А однажды, гуляя с Мартой, они встретили Шурку…
Из дневника Лены Шубниковой
Позвонила мама. Спросила: «Как с личной жизнью?» Я ответила: «Никак». Что ты себе думаешь?» – закричала она. «Я об этом не думаю вообще».
Я соврала. Я думаю об этом много. В школе нельзя об этом не думать. В воздухе просто пахнет ею, любовью, особенно на третьем этаже, где десятиклассники. Я глотаю этот воздух, он идет у меня по жилам… Он у всех в школе идет по жилам…
У меня в жизни два пути. Я выйду замуж (что очень и очень предположительно). Я не выйду замуж (что вероятней всего). Скоро мне двадцать два. Для нынешнего времени много. Сейчас замуж выходят совсем рано. У меня никого нет. Со мной не знакомятся на улице, в кино. Как это говорится, «не кадрят». И тут, возможно, дело в том, что я ношу пионерский галстук. Я не могу требовать от других того, во что не верю сама или не делаю сама. У меня есть совсем взрослые пионерки, восьмиклассницы. Они приносят галстук в портфеле, надевают его в уборной. Они его стыдятся, как признака затянувшегося малолетства. Они не хотят иметь ничего общего с десятилетними. Они считают себя другими. А может, они вправду другие?

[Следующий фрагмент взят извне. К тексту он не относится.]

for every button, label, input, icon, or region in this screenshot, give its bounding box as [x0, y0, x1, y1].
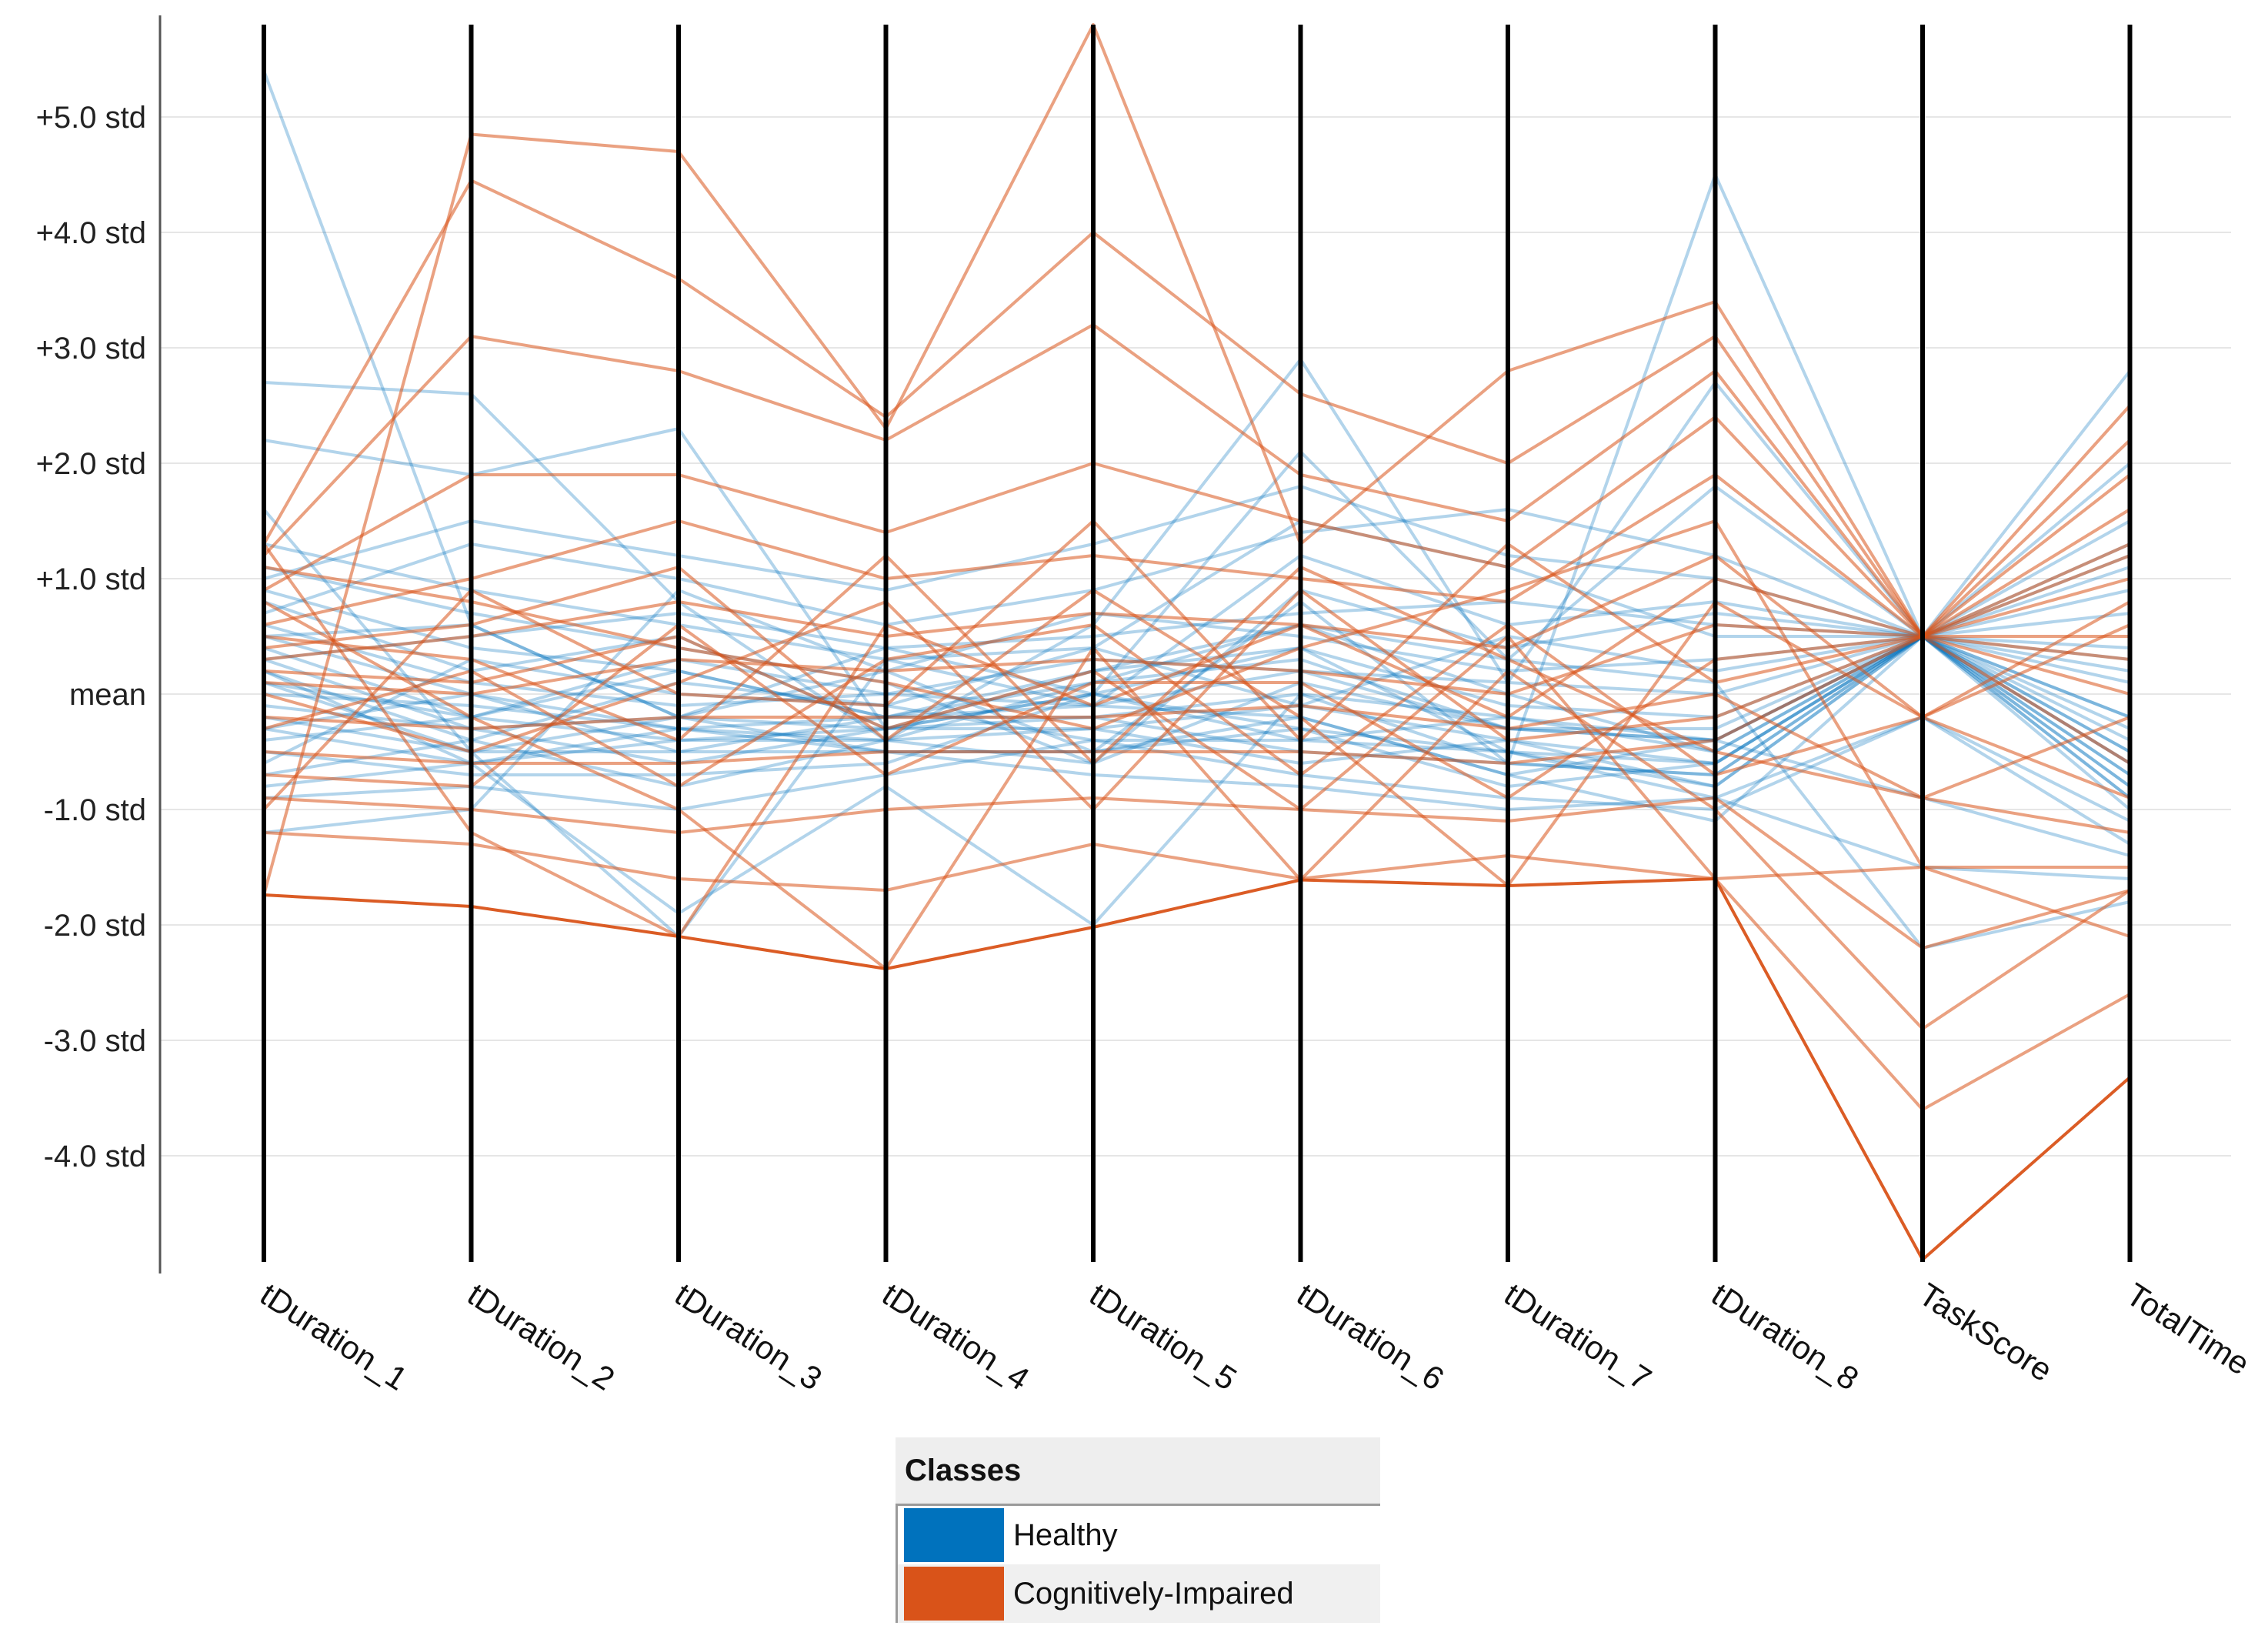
series-line	[263, 508, 2131, 638]
series-line	[263, 693, 2131, 823]
legend-label-impaired: Cognitively-Impaired	[1013, 1576, 1294, 1611]
axis-lines	[262, 25, 2133, 1262]
series-line	[263, 635, 2131, 788]
grid-lines	[160, 116, 2231, 1157]
x-tick-label: tDuration_5	[1083, 1276, 1243, 1397]
series-line	[263, 635, 2131, 788]
series-line	[263, 635, 2131, 823]
legend-swatch-healthy	[904, 1508, 1004, 1562]
series-line	[263, 623, 2131, 799]
series-line	[262, 179, 2131, 638]
series-line	[263, 473, 2131, 638]
series-line	[263, 635, 2130, 880]
series-line	[263, 519, 2131, 938]
series-line	[262, 70, 2131, 765]
x-tick-label: TaskScore	[1913, 1276, 2059, 1388]
y-tick-label: +5.0 std	[36, 101, 146, 135]
x-tick-label: tDuration_4	[876, 1276, 1036, 1397]
x-tick-label: TotalTime	[2120, 1276, 2256, 1382]
legend-body: Healthy Cognitively-Impaired	[896, 1506, 1380, 1623]
x-tick-label: tDuration_1	[254, 1276, 414, 1397]
series-line	[263, 600, 2131, 1030]
series-line	[263, 623, 2131, 799]
series-line	[263, 635, 2131, 776]
series-line	[262, 519, 2130, 811]
legend-swatch-impaired	[904, 1567, 1004, 1621]
series-line	[263, 623, 2130, 950]
series-line	[263, 416, 2131, 638]
legend-title: Classes	[896, 1437, 1380, 1506]
series-line	[262, 323, 2131, 638]
series-line	[263, 831, 2131, 1111]
x-tick-label: tDuration_3	[669, 1276, 829, 1397]
series-line	[263, 566, 2131, 765]
y-tick-label: -3.0 std	[44, 1024, 146, 1058]
legend-label-healthy: Healthy	[1013, 1517, 1118, 1552]
y-tick-labels: +5.0 std +4.0 std +3.0 std +2.0 std +1.0 std…	[36, 101, 146, 1173]
series-line	[262, 439, 2131, 938]
series-lines	[262, 23, 2132, 1261]
y-tick-label: +4.0 std	[36, 216, 146, 250]
x-tick-label: tDuration_7	[1498, 1276, 1658, 1397]
series-cognitively-impaired	[262, 23, 2131, 1261]
y-tick-label: +1.0 std	[36, 562, 146, 596]
series-line	[263, 427, 2131, 730]
x-tick-label: tDuration_6	[1291, 1276, 1451, 1397]
y-tick-label: +2.0 std	[36, 447, 146, 481]
x-tick-label: tDuration_8	[1706, 1276, 1866, 1397]
series-line	[263, 877, 2131, 1261]
legend-item-impaired[interactable]: Cognitively-Impaired	[898, 1564, 1380, 1623]
series-line	[262, 23, 2131, 896]
legend: Classes Healthy Cognitively-Impaired	[896, 1437, 1380, 1623]
y-tick-label: -2.0 std	[44, 909, 146, 943]
y-tick-label: -1.0 std	[44, 793, 146, 827]
series-line	[263, 554, 2131, 719]
x-tick-labels: tDuration_1 tDuration_2 tDuration_3 tDurati…	[254, 1276, 2256, 1397]
x-tick-label: tDuration_2	[462, 1276, 622, 1397]
legend-item-healthy[interactable]: Healthy	[898, 1506, 1380, 1564]
y-tick-label: +3.0 std	[36, 332, 146, 366]
series-line	[263, 669, 2131, 926]
series-line	[263, 600, 2131, 776]
series-line	[263, 716, 2131, 846]
y-tick-label: -4.0 std	[44, 1140, 146, 1173]
y-tick-label: mean	[69, 678, 146, 712]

Школа – собрание правил. «Sinite parvulos» , – это спорно. Поэтому я ношу галстук на улице. Для них, для девочек… Я их поддерживаю… Фу! Получилось, что я галстуком объясняю «отсутствие личной жизни». Не-е-т! Я никому не нужна. Вот и все. Просто – как пионерский барабан.
Быть готовой к тому, что так может и остаться. Не дать прорваться наружу личной неустроенности. Жизнь – шире любви, любовь в ней – подарок. Есть люди, которым никогда ничего не дарили.
Я, наверное, ханжа. Не могу легко, походя решать все эти вопросы. А это уже почти принято. Я ханжа и горжусь этим. Я хочу этим гордиться. У меня это не очень получается. Я, как всегда, противоречива.
Но если я все-таки выйду замуж… У меня будет много детей. И они будут учиться обязательно у меня. Свои и чужие вместе. И тогда своих осенит и сохранит сдержанность, а чужих – любовь.
В нашем десятом любовный пожар. Горит синим пламенем Миша Катаев. Два года назад я ножницами прокалывала ему дополнительную дырку в ремне – спадали штаны. С него вообще все спадало. Он проваливался в ботинки, а шапка налезала на глаза. Он преобразился за это лето. Так часто бывает. Раз-раз – и проклюнулся мальчишка во «вьюношу». И горит он сейчас синим пламенем. Шура Одинцова по этому поводу презрительно волочит сумку по земле. Я ей сказала: «Купи себе на колесиках». Она посмотрела на меня и хмыкнула: «Какой же интерес в колесиках?»